I was very pleased for the invitation, and not just because it gives me a chance to chuckle to myself about being the single guy who flies across the country to talk about marriage! No, the reason I was pleased is because I was recently with dozens of executive and general presbyteries, and they said that most of the teaching and ruling elders in their presbyteries did not want to talk about marriage, because the risk for dissension and conflict was so high. The logic seemed to be, why talk about it until we have to?
While this sentiment is understandable, I am grateful for the risk that Santa Fe Presbytery took in discussing the topic now, before there is a vote scheduled, because it will lower the risk of conflict when a vote comes their way (which seems inevitable). The process suggested in the marriage study is for people to break into pre-assigned small groups (as you can see in the picture to the left), which allows them to discuss the difficult topic with actual people who disagree and agree with them. As I listened into the group conversations, it was impressive to me how intentional and thoughtful they were with their comments. Having the time to understand more about their colleagues’ positions helps to lower anxiety and frustration which can come when the “conversation” is simply a parade of people standing at microphones speaking to a crowd about how they ought to vote.
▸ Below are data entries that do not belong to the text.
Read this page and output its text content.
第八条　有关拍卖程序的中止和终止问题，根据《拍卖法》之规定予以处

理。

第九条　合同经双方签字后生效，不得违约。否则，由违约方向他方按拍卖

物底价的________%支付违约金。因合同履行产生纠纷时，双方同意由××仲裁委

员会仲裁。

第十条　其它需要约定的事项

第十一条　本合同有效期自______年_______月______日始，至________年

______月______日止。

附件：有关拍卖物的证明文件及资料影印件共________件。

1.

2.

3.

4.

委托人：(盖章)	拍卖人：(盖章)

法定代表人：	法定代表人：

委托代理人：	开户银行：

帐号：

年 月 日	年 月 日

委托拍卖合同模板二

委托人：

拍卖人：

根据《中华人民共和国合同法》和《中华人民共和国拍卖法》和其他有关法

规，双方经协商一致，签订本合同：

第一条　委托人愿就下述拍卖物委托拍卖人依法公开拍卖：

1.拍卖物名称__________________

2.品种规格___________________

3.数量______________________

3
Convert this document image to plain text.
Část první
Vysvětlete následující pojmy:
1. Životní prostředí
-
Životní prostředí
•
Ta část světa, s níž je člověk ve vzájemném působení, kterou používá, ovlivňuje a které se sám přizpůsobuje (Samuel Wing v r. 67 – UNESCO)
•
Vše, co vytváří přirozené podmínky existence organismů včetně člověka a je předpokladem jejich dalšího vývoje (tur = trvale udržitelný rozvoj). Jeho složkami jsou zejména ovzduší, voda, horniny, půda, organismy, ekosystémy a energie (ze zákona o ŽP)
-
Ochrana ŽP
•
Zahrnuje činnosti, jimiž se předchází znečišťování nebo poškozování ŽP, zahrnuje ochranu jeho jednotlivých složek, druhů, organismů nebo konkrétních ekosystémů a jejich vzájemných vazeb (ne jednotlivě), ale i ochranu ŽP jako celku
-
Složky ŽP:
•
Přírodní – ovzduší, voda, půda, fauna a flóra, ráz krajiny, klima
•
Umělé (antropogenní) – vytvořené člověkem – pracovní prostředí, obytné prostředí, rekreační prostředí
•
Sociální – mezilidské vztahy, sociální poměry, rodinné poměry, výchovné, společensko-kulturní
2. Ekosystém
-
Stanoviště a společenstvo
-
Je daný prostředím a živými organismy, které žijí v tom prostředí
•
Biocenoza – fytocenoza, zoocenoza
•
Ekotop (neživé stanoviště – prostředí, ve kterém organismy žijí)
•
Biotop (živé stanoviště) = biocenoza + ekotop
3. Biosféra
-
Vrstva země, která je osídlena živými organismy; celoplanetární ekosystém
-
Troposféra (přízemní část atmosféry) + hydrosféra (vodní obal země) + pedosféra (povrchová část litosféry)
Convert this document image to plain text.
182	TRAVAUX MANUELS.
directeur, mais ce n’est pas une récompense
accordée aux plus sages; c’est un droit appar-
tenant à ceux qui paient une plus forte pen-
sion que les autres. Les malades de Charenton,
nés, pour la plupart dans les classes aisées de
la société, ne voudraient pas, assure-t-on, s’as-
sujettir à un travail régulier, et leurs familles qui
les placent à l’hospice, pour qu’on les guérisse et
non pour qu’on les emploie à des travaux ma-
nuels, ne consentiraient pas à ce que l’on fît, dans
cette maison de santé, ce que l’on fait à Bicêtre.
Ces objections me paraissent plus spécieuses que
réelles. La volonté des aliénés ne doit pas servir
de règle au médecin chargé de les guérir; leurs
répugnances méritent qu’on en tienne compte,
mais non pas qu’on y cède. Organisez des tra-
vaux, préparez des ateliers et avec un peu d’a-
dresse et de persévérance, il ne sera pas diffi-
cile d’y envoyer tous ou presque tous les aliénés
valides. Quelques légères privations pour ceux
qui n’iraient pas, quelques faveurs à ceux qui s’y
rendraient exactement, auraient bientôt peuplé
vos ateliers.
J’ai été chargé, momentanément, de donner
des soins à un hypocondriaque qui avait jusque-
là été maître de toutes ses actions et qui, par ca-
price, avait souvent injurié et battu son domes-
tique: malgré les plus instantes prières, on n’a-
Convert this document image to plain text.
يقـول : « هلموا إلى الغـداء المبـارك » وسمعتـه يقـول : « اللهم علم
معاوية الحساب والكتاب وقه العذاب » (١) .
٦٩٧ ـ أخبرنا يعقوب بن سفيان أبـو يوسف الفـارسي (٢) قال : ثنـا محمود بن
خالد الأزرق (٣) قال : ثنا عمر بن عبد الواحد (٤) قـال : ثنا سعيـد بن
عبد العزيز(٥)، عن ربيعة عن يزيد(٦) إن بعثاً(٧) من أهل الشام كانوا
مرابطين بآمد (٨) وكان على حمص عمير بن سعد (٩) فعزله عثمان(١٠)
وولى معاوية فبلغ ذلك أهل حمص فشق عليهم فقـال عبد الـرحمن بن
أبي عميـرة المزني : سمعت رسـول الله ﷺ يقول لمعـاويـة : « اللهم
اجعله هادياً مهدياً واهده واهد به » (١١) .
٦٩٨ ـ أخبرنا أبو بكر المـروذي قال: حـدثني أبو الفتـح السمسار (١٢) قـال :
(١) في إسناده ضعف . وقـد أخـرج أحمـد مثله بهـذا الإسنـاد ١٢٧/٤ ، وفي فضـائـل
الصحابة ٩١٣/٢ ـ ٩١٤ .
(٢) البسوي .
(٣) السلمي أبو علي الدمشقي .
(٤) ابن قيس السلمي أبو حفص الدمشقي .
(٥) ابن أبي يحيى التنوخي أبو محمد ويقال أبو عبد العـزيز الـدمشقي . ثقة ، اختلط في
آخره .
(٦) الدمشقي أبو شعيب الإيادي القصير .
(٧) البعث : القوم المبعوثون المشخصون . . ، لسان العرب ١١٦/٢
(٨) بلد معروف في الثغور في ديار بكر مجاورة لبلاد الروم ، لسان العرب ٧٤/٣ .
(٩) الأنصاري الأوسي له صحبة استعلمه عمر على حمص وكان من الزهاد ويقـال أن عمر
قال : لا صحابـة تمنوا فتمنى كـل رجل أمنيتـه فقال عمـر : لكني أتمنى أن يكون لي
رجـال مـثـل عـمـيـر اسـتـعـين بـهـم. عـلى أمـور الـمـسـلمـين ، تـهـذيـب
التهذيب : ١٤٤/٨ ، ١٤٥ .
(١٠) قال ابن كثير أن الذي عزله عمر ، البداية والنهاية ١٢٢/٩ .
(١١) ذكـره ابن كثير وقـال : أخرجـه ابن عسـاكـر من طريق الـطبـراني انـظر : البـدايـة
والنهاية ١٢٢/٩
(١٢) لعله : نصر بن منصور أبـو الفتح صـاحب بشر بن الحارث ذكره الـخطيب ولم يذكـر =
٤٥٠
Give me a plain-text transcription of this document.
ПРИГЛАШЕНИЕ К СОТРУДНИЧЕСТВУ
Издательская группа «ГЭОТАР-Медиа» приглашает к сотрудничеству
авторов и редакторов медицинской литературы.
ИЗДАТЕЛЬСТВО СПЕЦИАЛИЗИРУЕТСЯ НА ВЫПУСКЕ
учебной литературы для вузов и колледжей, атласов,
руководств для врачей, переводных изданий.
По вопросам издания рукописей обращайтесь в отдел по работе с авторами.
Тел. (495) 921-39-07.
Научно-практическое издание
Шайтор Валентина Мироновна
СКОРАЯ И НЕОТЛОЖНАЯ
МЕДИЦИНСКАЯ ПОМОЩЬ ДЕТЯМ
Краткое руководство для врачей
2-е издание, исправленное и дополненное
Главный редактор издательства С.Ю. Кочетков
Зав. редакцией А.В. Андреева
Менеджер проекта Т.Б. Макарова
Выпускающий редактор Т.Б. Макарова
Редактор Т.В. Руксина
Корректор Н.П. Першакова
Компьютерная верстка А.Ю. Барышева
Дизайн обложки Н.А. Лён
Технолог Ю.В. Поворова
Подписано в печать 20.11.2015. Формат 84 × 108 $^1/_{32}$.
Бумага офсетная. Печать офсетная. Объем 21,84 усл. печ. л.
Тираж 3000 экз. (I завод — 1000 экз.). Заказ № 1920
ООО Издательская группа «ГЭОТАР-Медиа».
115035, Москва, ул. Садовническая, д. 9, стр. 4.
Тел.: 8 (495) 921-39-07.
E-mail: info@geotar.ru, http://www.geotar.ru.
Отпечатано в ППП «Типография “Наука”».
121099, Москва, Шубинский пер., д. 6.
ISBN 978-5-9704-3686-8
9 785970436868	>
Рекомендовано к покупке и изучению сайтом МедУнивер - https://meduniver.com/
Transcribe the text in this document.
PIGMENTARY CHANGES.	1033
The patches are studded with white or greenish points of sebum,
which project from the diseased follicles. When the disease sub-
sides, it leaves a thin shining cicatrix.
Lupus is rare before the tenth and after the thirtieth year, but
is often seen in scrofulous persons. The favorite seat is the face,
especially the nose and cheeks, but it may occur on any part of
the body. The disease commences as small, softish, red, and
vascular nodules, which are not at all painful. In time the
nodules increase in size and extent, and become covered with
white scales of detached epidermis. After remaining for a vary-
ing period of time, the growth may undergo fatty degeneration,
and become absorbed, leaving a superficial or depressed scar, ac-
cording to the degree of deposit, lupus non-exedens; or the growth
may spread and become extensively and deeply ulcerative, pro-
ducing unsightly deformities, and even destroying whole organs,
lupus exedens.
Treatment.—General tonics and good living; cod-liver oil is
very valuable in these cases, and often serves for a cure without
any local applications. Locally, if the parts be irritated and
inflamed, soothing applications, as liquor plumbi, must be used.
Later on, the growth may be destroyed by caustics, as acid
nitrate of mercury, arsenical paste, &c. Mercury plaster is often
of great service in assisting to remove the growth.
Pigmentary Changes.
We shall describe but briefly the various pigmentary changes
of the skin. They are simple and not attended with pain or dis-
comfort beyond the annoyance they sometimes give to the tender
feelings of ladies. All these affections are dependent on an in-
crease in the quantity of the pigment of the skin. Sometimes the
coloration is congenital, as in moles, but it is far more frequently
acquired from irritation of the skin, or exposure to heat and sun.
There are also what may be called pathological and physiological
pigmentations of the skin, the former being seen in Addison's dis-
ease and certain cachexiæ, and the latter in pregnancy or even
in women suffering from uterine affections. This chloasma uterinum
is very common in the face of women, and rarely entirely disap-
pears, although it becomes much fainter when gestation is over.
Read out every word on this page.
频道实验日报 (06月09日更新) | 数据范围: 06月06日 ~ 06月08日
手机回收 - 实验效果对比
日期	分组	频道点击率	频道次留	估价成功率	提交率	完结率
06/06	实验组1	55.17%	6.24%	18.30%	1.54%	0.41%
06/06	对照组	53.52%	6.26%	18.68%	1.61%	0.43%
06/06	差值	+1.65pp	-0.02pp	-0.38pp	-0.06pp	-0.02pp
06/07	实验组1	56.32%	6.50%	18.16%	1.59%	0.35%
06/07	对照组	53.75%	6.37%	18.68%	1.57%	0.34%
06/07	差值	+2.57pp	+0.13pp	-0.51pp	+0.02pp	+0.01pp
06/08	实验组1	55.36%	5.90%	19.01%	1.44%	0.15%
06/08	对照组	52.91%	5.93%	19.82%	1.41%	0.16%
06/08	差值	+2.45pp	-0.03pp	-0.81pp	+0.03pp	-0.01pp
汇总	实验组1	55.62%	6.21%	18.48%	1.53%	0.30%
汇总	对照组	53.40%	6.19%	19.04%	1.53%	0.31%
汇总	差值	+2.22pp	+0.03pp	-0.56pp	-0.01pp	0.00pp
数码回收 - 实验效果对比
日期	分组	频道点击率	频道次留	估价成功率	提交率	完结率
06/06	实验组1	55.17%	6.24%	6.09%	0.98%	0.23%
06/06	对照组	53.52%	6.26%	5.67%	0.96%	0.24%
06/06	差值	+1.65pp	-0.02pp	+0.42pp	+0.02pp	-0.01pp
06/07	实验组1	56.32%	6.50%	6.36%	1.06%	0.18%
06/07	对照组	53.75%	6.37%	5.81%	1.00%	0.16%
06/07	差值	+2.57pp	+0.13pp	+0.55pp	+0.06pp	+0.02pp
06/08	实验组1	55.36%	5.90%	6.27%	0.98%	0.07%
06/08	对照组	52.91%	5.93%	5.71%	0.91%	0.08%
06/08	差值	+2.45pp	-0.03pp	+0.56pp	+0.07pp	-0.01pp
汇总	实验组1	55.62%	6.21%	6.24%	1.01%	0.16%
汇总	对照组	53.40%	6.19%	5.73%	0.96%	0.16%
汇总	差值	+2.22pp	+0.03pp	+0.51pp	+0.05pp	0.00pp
My sense is that discussing marriage now, when there is not a vote, lowers the temperature so that when the votes come, there is more understanding and less risk of an explosion which everyone will regret. Clearly there is no need to use the marriage study that Theology and Worship developed; it is only one tool of many. But the chance to discuss this risky topic before there is a vote is a path which will help presbyteries to talk about the issue in faithful ways.